WinfriedVS1:KleinVS1:VS1:WKlein@ksa.bl.bw.schule.deVS1:WinKleVS1


Der Internet Explorer von Microsoft speichert die Cookies verschiedener Webserver separat in einer Textdatei, z. B auf einer Windows NT-Arbeitsstation im Unterverzeichnis COOKIES des Benutzerprofilverzeichnisses. Der Name dieser Textdatei wird dabei aus dem NT-

Benutzernamen und der Domain des Webservers gebildet, z. B. winfried@amazon.txt.

session-id 028-5347420-2159651 amazon.de/ 0 1932892160 29346040 2894552672 29344768

session-id-time 959554800 amazon.de/ 0 1932892160 29346040 2956542672 29344768

Möchte man sich beim Setzen eines Cookies warnen lassen oder verhindern, dass Cookies von Webservern angenommen werden, kann dies durch Einstellungen im Browser geschehen. - Beim Netscape Communicator erfolgt dies unter Bearbeiten/Einstellungen/Erweitert, beim Internet Explorer unter Eigenschaften/Sicherheit und der Auswahl einer Zone.

  
Einstellungen im Browser

    
Einstellungen Cookies

Ist z. B. in den Sicherheitseinstellungen beim Internet Explorer unter Cookies die Eingabeaufforderung aktiviert, muss das Setzen eines Cookie bestätigt werden und sein Wert und die Attribute werden angezeigt.

  
Cookie-Attribute
  

 
Für ganz Vorsichtige: Bei den Browsern von Netscape kann man den Inhalt der Cookie-Datei löschen und danach diese mit einem Schreibschutz versehen. Beim Microsoft Internet Explorer ist dies nicht möglich, da jedes Cookie unter einem eigenen Dateinamen gespeichert wird. - Aber Achtung: Leider können die Angebote vieler Webserver nur genutzt werden, wenn man die Annahme von Cookies zulässt.
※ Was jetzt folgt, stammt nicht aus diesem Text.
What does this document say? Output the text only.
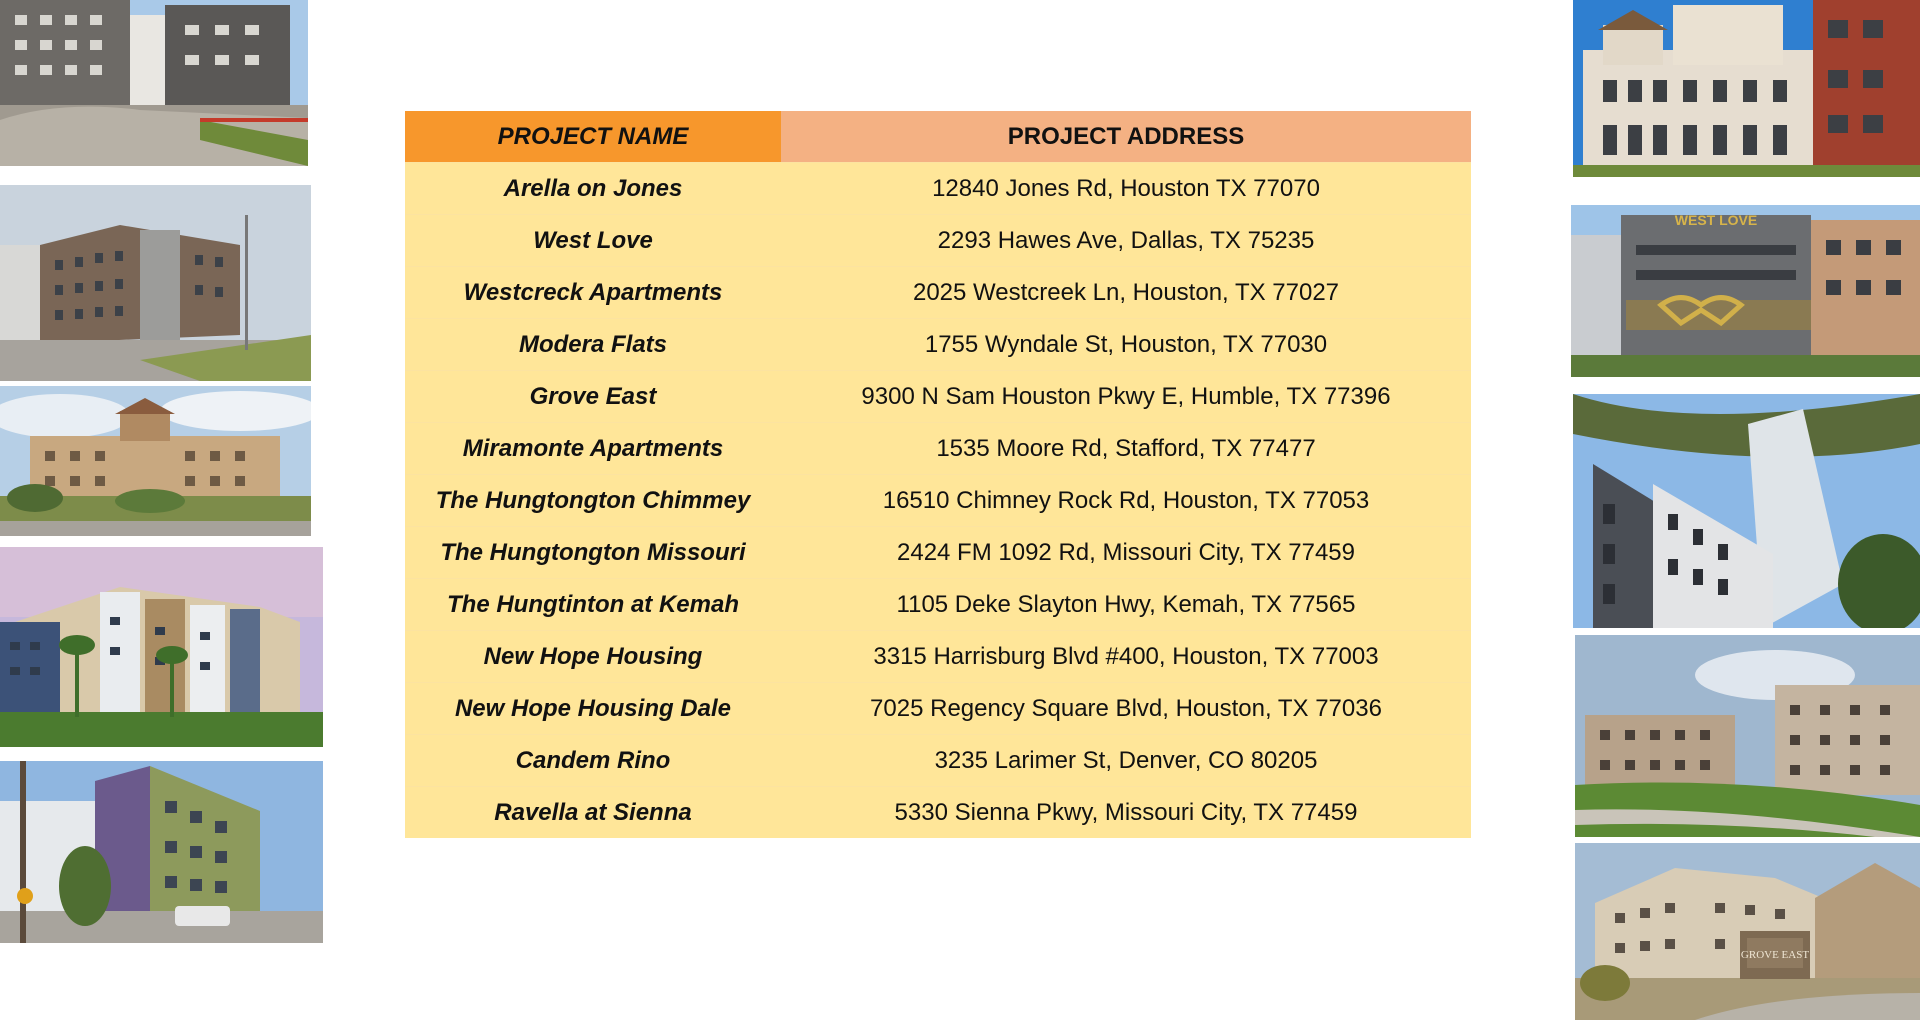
WEST LOVE
GROVE EAST
PROJECT NAME	PROJECT ADDRESS
Arella on Jones	12840 Jones Rd, Houston TX 77070
West Love	2293 Hawes Ave, Dallas, TX 75235
Westcreck Apartments	2025 Westcreek Ln, Houston, TX 77027
Modera Flats	1755 Wyndale St, Houston, TX 77030
Grove East	9300 N Sam Houston Pkwy E, Humble, TX 77396
Miramonte Apartments	1535 Moore Rd, Stafford, TX 77477
The Hungtongton Chimmey	16510 Chimney Rock Rd, Houston, TX 77053
The Hungtongton Missouri	2424 FM 1092 Rd, Missouri City, TX 77459
The Hungtinton at Kemah	1105 Deke Slayton Hwy, Kemah, TX 77565
New Hope Housing	3315 Harrisburg Blvd #400, Houston, TX 77003
New Hope Housing Dale	7025 Regency Square Blvd, Houston, TX 77036
Candem Rino	3235 Larimer St, Denver, CO 80205
Ravella at Sienna	5330 Sienna Pkwy, Missouri City, TX 77459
Hat man einen Webserver besucht, der auf der lokalen Festplatte ein Cookie gesetzt hat, ist es möglich, dass man beim nächsten Besuch des Servers persönliche Voreinstellungen wie z. B. Name, E-Mailadresse, Themenschwerpunkte u.s.w. vorfindet, welche nicht mehr neu eingegeben werden müssen. Dies ist für den Nutzer bequem, spart Zeit und damit auch Onlinekosten. _ Mit dieser Technik können aber auch unbemerkt Profile über die Surfgewohnheiten und Interessen der Anwender erstellt werden. Persönlich zugeschnittene Werbebanner und _mails gehören bei vielen Internetanbietern heute schon zum Standard.
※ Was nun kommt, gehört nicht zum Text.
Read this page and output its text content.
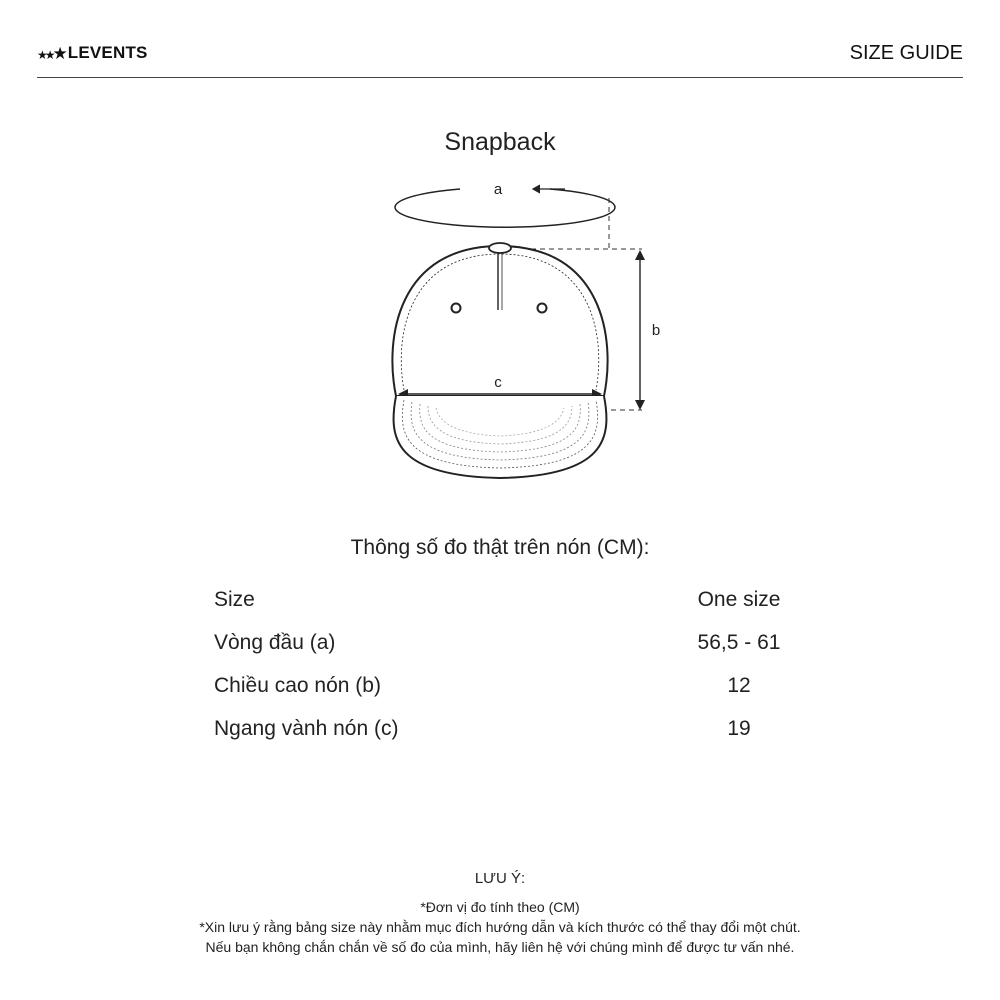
★★★ LEVENTS	SIZE GUIDE
Snapback
a
b
c
Thông số đo thật trên nón (CM):
Size	One size
Vòng đầu (a)	56,5 - 61
Chiều cao nón (b)	12
Ngang vành nón (c)	19
LƯU Ý:
*Đơn vị đo tính theo (CM)
*Xin lưu ý rằng bảng size này nhằm mục đích hướng dẫn và kích thước có thể thay đổi một chút.
Nếu bạn không chắn chắn về số đo của mình, hãy liên hệ với chúng mình để được tư vấn nhé.
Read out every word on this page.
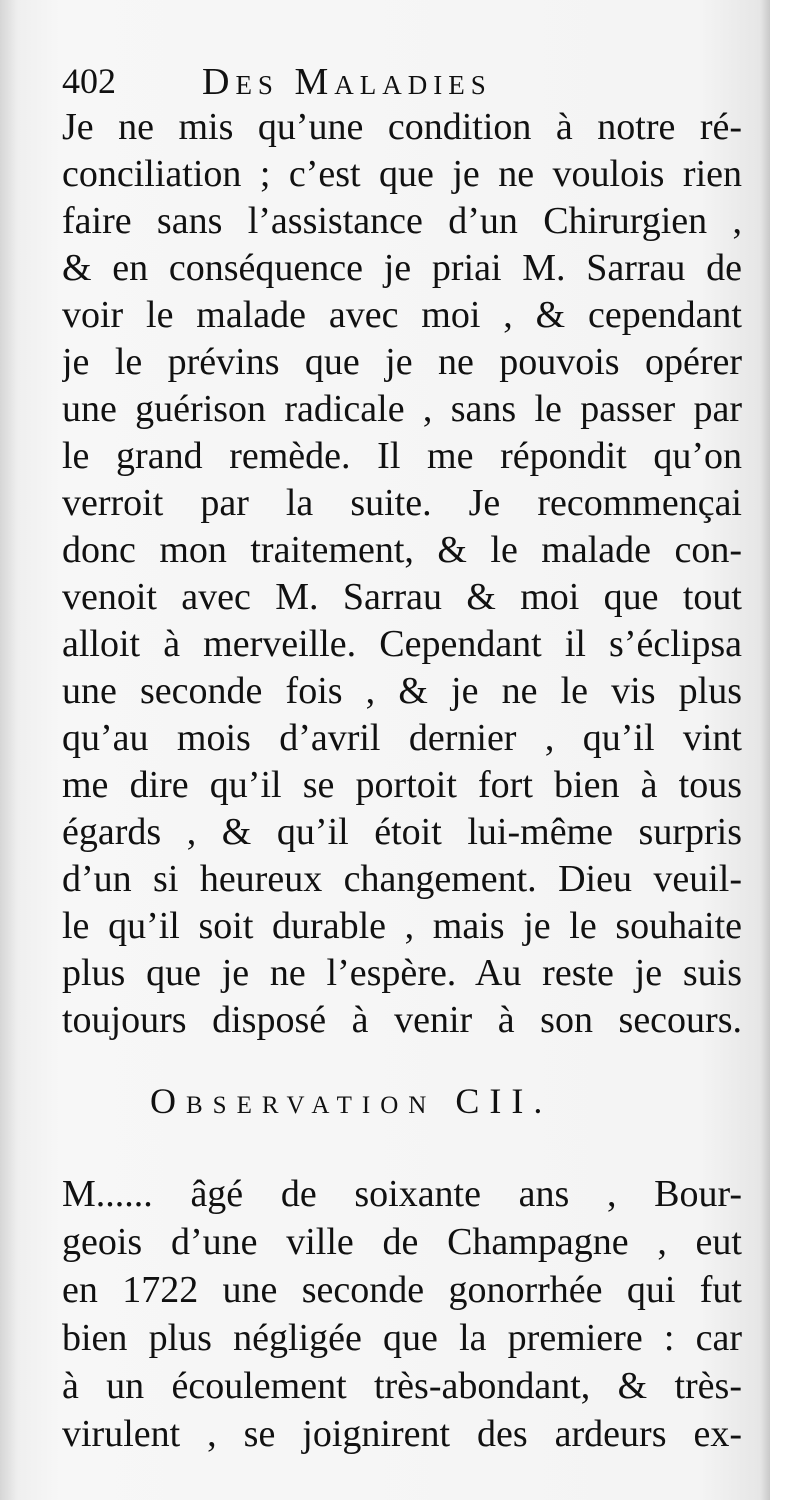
402 Des Maladies
Je ne mis qu’une condition à notre ré-
conciliation ; c’est que je ne voulois rien
faire sans l’assistance d’un Chirurgien ,
& en conséquence je priai M. Sarrau de
voir le malade avec moi , & cependant
je le prévins que je ne pouvois opérer
une guérison radicale , sans le passer par
le grand remède. Il me répondit qu’on
verroit par la suite. Je recommençai
donc mon traitement, & le malade con-
venoit avec M. Sarrau & moi que tout
alloit à merveille. Cependant il s’éclipsa
une seconde fois , & je ne le vis plus
qu’au mois d’avril dernier , qu’il vint
me dire qu’il se portoit fort bien à tous
égards , & qu’il étoit lui-même surpris
d’un si heureux changement. Dieu veuil-
le qu’il soit durable , mais je le souhaite
plus que je ne l’espère. Au reste je suis
toujours disposé à venir à son secours.
Observation CII.
M...... âgé de soixante ans , Bour-
geois d’une ville de Champagne , eut
en 1722 une seconde gonorrhée qui fut
bien plus négligée que la premiere : car
à un écoulement très-abondant, & très-
virulent , se joignirent des ardeurs ex-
Die einzigen Informationen, die ein Webserver von der lokalen Festplatte eines Anwenders lesen kann, sind die, welche er selbst einmal dort in einem Cookie gespeichert hat. - Bei den Browsern von Microsoft und Netscape werden laufend Sicherheitslücken entdeckt, durch welche es z. B möglich ist, unbefugt den Wert fremder Cookies auszulesen oder Warnungen vor ungültigen SSL-Zertifikaten zu unterdrücken. Deshalb sollte man darauf achten, immer die neuesten Bugfixes bzw. Patches installiert zu haben.